Families: Stop Pampering Terrorists With Special Privileges

YERUSHALAYIM
Hamas terrorists at an anti-Israel rally in the southern Gaza Strip town of Rafah in February. (Abed Rahim Khatib/Flash90)
Hamas terrorists at an anti-Israel rally in the southern Gaza Strip town of Rafiach in February. (Abed Rahim Khatib/Flash90)

After the High Court on Tuesday turned down three petitions against the Israel-Turkey reconciliation deal, families of the soldiers Oron Shaul and Hadar Goldin, Hy”d, on Wednesday demanded that special privileges to Hamas terrorists in Israeli prisons be halted – beginning Wednesday night, with the families calling on the Prisons Service not to allow terrorists to watch broadcasts of a major European championship tournament.

In a letter to the Prisons Service, the families said that the viewing privileges accorded terrorists – as well as other benefits, such as a NIS 200 gift each one gets for canteen privileges, special diet requests (terrorist prisoners can request that the kitchen make their eggs to order, soft boiled or hard boiled), and other benefits be halted immediately.

“It is unacceptable that terrorists would benefit from such generous conditions while Hamas refuses to return our sons. Hamas refuses to even grant the humanitarian visits and information they are required to under international law. Just last week, the cabinet established a panel that is supposed to examine ways to prompt Hamas to return our sons. The way the Prisons Service treats these terrorists is completely the opposite of such prompting.”

The court on Tuesday turned down three petitions against the reconciliation deal, which claimed that the deal should be rejected because it did not include provisions for the return of three missing Israelis – Goldin, Shaul, and IDF soldier Avraham Mengistu. The former two went missing during 2014’s Operation Protective Edge, when witnesses saw their bodies dragged through the opening of a Hamas terror tunnel. The two were definitely killed in battle, the IDF said, but last month their status was redefined and they were declared as also being “missing in action” and in captivity. The latter was last seen alive in September 2014, when he was captured by Hamas at the end of Operation Protective Edge. Hamas originally claimed that Mengistu had entered Gaza willingly and that he had been released to live as a civilian there, but later confirmed that it was holding him and a second individual.

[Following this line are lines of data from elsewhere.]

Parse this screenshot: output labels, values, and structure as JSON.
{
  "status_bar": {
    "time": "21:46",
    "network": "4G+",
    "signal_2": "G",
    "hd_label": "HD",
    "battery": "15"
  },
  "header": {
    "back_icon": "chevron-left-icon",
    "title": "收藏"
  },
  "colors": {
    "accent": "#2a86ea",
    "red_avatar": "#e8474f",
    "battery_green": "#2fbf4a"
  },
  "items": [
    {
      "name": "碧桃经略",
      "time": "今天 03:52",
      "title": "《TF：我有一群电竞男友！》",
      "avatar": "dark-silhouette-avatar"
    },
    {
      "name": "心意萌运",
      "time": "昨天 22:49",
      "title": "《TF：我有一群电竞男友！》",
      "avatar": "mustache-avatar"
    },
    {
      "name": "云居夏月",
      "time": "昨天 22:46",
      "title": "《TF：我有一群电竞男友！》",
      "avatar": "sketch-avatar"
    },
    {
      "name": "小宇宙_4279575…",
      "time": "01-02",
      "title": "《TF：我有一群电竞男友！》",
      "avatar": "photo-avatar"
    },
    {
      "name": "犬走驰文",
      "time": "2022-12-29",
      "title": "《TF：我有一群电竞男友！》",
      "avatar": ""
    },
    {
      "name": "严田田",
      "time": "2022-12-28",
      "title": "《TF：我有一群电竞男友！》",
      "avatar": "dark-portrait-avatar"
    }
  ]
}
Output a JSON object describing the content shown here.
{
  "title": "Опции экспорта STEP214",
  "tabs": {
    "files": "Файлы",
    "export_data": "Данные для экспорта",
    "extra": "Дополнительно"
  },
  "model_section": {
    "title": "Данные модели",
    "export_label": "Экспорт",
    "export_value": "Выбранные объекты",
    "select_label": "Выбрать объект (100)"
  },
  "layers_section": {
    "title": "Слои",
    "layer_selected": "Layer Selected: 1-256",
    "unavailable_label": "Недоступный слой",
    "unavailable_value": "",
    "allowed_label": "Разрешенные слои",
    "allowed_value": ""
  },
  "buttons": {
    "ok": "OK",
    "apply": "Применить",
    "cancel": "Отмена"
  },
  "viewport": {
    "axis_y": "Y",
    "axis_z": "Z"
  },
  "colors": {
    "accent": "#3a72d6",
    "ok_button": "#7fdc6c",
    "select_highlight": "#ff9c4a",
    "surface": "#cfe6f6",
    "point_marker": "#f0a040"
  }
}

Petitions against the deal were presented to the court in recent days by the families, as well as rightwing activists Michael Ben Ari, Baruch Marzel, Itamar Ben Gvir and Bentzi Gopstein, and the Israel Law Center, headed by attorney Nitzana Darshan-Leitner. The court considered all three petitions as a single one, and said that it did not feel comfortable interfering in the matter. “There are matters that are strictly for the state to deal with,” the court said. “There is no doubt that the claims in these petitions are worthy and interesting, but the court will not pursue them. That is the job of the government.”